Britain is not over-run with fascists or racists or bigots… but we do have too many ‘enlightened liberals’ who hate debate

Mar 28, 2018 by

by Paul Embury, Unherd:

Britain has never had a fascist tradition. There was Mosley and his Blackshirts, of course (as above). But they entered the political fray only fleetingly and were eventually run out of town in the few places where they had attracted support. We Britons are too attached to the ideals of liberty and pluralism to indulge such a philosophy for long.

Yet, to listen to the histrionic fulminations of a section of society, you would be forgiven for thinking modern-day Britain was over-run with fascists.

That’s because the word ‘fascist’ itself has, like ‘racist’, been utterly debased – corrupted and devalued through careless overuse and calculated misuse.

People in these islands once knew what fascism meant. How could it be otherwise when so many had spent six years of their lives fighting against it? What a slight to their memory that we now toss the charge of ‘fascist’ around so casually, aiming it at anyone or anything we find objectionable.

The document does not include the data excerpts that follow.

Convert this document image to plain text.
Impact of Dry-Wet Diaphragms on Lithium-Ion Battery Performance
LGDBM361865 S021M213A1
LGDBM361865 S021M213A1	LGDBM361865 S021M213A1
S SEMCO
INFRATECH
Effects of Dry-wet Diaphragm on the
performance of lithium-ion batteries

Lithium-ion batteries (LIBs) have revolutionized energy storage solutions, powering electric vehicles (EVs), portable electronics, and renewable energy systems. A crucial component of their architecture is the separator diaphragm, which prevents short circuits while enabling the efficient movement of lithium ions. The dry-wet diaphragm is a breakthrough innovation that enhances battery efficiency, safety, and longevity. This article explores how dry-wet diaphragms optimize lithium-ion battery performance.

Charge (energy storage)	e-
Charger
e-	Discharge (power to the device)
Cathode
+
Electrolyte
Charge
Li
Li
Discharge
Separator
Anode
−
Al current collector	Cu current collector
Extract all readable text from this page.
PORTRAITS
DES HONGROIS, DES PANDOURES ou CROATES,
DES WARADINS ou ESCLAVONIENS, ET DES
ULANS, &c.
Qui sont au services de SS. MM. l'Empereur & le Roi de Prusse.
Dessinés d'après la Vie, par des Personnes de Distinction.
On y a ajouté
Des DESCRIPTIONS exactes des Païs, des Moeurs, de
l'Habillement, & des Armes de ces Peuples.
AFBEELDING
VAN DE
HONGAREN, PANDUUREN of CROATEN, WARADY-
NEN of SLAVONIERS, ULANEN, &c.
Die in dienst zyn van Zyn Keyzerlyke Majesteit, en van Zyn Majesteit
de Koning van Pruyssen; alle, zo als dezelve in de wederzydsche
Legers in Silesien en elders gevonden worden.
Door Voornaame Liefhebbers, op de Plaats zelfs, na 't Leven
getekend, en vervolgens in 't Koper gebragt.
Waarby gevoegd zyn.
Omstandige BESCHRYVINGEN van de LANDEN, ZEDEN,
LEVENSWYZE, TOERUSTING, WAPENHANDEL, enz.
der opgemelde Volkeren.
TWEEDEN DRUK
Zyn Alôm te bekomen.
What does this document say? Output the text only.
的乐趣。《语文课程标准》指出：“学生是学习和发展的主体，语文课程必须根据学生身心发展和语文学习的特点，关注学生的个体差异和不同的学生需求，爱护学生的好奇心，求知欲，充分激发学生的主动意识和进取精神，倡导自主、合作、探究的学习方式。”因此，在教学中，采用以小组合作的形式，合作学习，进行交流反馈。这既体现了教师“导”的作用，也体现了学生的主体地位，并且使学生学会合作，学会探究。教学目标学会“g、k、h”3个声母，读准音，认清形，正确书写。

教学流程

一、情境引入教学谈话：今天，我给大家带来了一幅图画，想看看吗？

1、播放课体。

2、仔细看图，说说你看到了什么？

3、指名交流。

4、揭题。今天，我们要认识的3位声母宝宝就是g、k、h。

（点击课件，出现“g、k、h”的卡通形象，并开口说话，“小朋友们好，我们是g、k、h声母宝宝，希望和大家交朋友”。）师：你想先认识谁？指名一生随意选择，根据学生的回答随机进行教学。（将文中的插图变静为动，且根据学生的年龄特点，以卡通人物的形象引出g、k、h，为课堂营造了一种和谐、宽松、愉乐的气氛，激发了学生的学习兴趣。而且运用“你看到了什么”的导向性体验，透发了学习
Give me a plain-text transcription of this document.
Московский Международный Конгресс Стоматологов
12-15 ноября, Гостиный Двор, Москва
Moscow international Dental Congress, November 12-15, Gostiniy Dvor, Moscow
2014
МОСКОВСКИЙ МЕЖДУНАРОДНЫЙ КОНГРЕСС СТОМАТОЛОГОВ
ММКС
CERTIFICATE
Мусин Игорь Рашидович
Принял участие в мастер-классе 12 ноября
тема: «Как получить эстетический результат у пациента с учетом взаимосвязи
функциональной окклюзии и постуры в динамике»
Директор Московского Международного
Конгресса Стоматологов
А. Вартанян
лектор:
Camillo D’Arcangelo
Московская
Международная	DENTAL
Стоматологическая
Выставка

‘Fascism’ as understood by previous generations – a set of ideas built around the supremacy of leader and nation (and sometimes race), with the ruthless suppression of opposition or dissent – has lost all meaning. Nowadays, Brexit is fascist. Trump is fascist. Jacob Rees-Mogg is fascist. The Daily Express is fascist. Ukip is fascist. I, a socialist and trade unionist, hold no candle for Ukip, by the way. But the suggestion that its libertarian ideology of small government and economic liberalism amounts to fascism, when in many ways it represents the polar opposite, is risible.